La langue et la pensée


                            La Langue et la Pensée

                                                                          Halima DEKKICHE






Le langage est le miroir de notre âme et de notre pensée. Il est l’élément essentiel des échanges de communication entre les individus, et indispensable à l’organisation et le fondement de la société. Le langage est véhiculé à travers les mots, dont le support verbal est le moteur prévalent ; des mots qui viennent de différentes cultures, formant plus de 7000 langues à travers le monde. Chaque langue à son tour connait plusieurs variations et comporte différents niveaux de communication. En effet, une même langue peut différer d’une région géographique à une autre, constituant des dialectes. Une même langue peut aussi différer d’une classe sociale à une autre, renfermant un jargon inaccessible aux autres classes, constituant des sociolectes. Enfin, une même langue peut différer d’une per- sonne à une autre et être propre à chaque individu dans ses expressions et les mots qu’il emploie dans son langage courant, constituant ainsi des idiolectes.

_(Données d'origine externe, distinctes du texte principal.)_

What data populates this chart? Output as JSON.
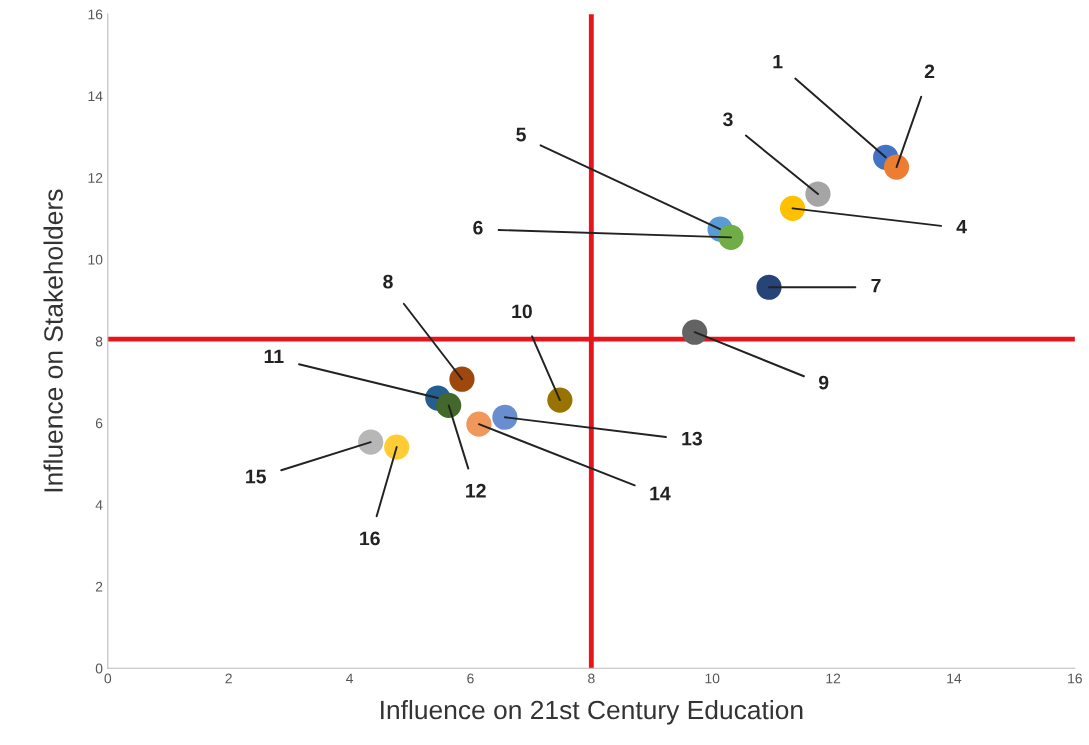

La langue, si hétérogène ! 

Dans ce vaste univers de richesses et de nuances linguistiques, l’être humain réalisa l’immense pouvoir de cet instrument de la pensée qui lui permit de façonner, par son hétérogénéité, les codes et relations dans les écoles, les lieux de travail, les institutions étatiques et même dans le domaine journalistique par la discrimination ou la stigmatisation. Ce phénomène a pris dans la terminologie française le mot de « glottophobie », apparut pour la première fois par le socio- linguiste français Philippe Blanchet dans son œuvre « Discriminations : combattre la glottophobie », où il décrie ces actes injustes et racistes qui touchent et causent l’exclusion et la marginalisation de millions de personnes dans le monde.
Face à tous ces métissages et variations linguistiques au sein d’une même société, on trouve la langue standard qui unifie ces différences, modulée au fil des siècles par des auteurs, des intellectuels ou par des institutions académiques linguistiques qui ont pour but de perfectionner et de normaliser cette langue qui représente les normes d’usage et d’utilisation la plus répandue de la langue. En effet, dans la vie de Tous les jours, les échanges de communication interhumaine s’inscrivent dans une logique syntaxique et sémantique régie par des règles grammaticales bien définies, uniformisées et standardisées, tendant à homogénéiser toute la composante linguistique. De surcroît, il serait important de souligner la valeur symbolique, artistique, littéraire et intellectuelle de la langue standard dans les actions politiques, la création intellectuelle et la transmission orale des valeurs séculaires de génération en génération.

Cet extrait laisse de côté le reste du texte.